MVittiS May 8, 2012 6:18 PM
Re: Advanced Math (Matrix * Vector) in response to MVittiSGotta try LibreOffice Spreadsheets later. I didn't knew I could copy data without having to save a .csv file for exchanging values between them. That sure is handy.
As for now, I've (mostly) solved my problem by making a separate "scratch" table on which I can copy all the lines of the matrix, interleaved with the Vector's values, and obtain the results on a separate column nearby. The problem is that I cannot copy the data without Numbers trying to copy the formula too; I just want the values!
Currently I'm retyping the results onto the definite result table.
Everyone, thanks for the help.

Wayne Contello May 8, 2012 7:33 PM
Re: Advanced Math (Matrix * Vector) in response to MVittiSyou can paste values only by using the menu item "Edit > Paste Values"

Wayne Contello May 8, 2012 7:43 PM
Re: Advanced Math (Matrix * Vector) in response to Wayne ContelloSo based on your input I think you want something like this:
the only difference is that the last table "Result" is now a single column with the formulas:
A1=SUM(Result Transposed :: A1:J1)
select A1 and fill down
you can make the final solution look like this by:
1) disabling the table name
2) sliding the aux tables under the table "Vector 2"

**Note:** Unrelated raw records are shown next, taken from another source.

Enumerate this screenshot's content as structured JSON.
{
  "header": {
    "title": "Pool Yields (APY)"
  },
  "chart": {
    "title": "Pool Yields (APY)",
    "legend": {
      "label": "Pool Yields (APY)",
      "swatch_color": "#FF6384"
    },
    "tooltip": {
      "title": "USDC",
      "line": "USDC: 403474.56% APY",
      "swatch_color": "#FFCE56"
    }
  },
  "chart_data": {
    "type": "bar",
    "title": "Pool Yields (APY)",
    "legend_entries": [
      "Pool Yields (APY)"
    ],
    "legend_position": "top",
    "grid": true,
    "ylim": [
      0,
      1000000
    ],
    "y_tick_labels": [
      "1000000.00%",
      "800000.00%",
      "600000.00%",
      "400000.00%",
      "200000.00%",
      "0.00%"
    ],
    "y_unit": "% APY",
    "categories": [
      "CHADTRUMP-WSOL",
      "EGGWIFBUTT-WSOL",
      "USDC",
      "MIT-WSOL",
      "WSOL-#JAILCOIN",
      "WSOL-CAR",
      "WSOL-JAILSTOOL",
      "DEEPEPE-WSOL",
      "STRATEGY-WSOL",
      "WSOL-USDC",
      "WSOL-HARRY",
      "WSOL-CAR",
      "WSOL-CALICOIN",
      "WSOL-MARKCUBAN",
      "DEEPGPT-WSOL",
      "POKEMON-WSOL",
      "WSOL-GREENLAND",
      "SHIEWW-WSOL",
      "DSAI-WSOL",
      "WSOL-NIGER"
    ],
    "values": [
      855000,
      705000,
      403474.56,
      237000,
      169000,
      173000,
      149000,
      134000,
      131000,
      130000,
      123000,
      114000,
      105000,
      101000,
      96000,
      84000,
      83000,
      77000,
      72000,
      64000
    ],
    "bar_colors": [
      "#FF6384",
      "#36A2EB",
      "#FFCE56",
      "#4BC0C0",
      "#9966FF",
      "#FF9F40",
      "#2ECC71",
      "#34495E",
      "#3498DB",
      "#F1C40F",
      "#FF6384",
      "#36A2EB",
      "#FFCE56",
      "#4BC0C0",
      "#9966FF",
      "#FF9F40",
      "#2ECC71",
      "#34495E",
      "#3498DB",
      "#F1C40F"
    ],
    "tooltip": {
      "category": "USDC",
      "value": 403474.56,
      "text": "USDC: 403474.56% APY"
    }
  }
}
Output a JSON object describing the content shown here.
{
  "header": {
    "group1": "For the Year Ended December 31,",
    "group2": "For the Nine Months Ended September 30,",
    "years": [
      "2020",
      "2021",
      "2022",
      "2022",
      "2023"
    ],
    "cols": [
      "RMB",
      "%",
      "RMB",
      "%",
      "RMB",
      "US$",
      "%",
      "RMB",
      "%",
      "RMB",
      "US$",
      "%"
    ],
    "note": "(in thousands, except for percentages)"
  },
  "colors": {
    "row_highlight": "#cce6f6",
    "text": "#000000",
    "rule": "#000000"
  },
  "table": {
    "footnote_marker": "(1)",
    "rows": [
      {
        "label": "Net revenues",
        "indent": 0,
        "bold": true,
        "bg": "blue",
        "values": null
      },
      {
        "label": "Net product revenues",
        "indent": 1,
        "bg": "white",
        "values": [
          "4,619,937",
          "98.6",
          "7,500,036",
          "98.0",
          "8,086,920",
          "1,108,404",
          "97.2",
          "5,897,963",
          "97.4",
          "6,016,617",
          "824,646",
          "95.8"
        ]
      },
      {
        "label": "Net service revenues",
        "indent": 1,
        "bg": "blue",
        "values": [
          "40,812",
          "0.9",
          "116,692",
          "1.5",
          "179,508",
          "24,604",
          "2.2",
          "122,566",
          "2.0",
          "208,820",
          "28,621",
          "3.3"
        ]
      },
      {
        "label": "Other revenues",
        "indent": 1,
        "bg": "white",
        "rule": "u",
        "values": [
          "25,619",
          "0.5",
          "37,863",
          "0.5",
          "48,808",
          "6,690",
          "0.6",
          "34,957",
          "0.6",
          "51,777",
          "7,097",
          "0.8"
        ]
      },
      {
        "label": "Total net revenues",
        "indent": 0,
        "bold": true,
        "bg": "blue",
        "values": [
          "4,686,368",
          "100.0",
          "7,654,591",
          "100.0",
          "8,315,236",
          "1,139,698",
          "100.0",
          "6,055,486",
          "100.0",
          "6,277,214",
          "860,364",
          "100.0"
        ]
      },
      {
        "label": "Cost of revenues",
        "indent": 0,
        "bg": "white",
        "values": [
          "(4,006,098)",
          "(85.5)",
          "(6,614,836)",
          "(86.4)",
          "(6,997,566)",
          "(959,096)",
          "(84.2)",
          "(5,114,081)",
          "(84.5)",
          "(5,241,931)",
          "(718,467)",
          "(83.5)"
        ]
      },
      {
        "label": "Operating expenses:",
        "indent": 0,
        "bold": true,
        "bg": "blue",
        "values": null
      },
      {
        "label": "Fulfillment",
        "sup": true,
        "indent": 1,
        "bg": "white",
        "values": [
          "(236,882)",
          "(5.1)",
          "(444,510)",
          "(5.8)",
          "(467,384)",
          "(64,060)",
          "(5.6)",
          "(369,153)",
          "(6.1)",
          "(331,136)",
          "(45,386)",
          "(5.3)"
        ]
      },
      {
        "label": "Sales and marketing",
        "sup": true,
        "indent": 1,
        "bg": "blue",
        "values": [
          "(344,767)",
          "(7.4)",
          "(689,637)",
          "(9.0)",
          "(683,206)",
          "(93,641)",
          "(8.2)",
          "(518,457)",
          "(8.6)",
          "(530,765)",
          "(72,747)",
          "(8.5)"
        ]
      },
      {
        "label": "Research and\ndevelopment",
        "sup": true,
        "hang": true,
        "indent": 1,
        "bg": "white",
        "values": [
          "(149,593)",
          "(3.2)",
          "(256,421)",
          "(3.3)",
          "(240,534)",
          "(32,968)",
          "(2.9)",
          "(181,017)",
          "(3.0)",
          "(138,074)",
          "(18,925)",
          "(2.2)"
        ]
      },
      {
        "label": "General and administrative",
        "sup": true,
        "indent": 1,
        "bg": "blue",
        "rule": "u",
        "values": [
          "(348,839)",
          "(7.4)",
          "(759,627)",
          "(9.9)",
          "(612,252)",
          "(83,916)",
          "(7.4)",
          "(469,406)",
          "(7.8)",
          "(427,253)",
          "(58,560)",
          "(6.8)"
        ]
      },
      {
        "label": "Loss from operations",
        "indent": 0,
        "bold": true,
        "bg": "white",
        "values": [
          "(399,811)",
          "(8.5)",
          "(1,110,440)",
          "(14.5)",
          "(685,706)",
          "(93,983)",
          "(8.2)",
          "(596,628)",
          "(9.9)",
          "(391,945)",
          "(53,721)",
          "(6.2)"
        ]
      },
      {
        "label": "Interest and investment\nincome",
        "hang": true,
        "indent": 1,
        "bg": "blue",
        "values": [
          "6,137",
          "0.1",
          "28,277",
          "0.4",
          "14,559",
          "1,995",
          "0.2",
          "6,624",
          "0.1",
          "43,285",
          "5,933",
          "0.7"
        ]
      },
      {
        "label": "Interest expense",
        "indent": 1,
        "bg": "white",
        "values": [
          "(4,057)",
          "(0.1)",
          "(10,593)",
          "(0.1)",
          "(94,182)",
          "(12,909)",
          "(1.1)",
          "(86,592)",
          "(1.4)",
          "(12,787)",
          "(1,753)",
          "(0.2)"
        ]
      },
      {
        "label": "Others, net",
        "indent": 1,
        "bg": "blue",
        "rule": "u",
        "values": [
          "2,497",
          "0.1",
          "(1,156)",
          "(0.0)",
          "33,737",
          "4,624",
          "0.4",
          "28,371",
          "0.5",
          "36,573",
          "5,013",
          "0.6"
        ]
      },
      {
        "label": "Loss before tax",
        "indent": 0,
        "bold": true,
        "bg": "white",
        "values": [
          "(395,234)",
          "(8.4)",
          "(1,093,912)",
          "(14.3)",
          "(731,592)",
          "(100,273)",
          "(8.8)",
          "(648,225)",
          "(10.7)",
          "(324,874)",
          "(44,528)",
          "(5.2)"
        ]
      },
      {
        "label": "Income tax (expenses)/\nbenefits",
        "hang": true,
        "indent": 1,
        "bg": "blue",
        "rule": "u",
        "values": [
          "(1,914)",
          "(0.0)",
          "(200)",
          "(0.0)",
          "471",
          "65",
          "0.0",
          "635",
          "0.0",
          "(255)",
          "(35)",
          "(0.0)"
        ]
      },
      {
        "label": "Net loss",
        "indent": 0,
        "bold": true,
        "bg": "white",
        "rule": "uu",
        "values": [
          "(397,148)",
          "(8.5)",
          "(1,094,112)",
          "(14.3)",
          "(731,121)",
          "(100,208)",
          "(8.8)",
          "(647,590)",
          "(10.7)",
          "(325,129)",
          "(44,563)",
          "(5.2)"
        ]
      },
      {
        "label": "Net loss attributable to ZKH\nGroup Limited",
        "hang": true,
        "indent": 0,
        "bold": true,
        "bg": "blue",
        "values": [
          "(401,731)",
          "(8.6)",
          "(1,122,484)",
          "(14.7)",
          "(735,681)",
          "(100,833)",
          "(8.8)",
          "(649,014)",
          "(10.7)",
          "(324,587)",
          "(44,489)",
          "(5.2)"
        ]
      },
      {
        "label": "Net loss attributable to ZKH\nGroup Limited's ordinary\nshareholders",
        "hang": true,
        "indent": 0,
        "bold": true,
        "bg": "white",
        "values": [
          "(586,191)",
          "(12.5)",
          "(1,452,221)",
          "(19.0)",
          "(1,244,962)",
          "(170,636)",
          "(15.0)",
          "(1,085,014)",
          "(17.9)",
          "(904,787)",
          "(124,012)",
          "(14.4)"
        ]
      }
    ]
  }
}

MVittiS May 8, 2012 7:49 PM
Re: Advanced Math (Matrix * Vector) in response to Wayne ContelloExactly what I described some messages ago. The only downside is having to use the transposed table (or transposed Vector (1), if that would eliminate the need for the Matrix transposing). If no matrix operations are supplied with Numbers, then I guess your method is the one who comes the closest.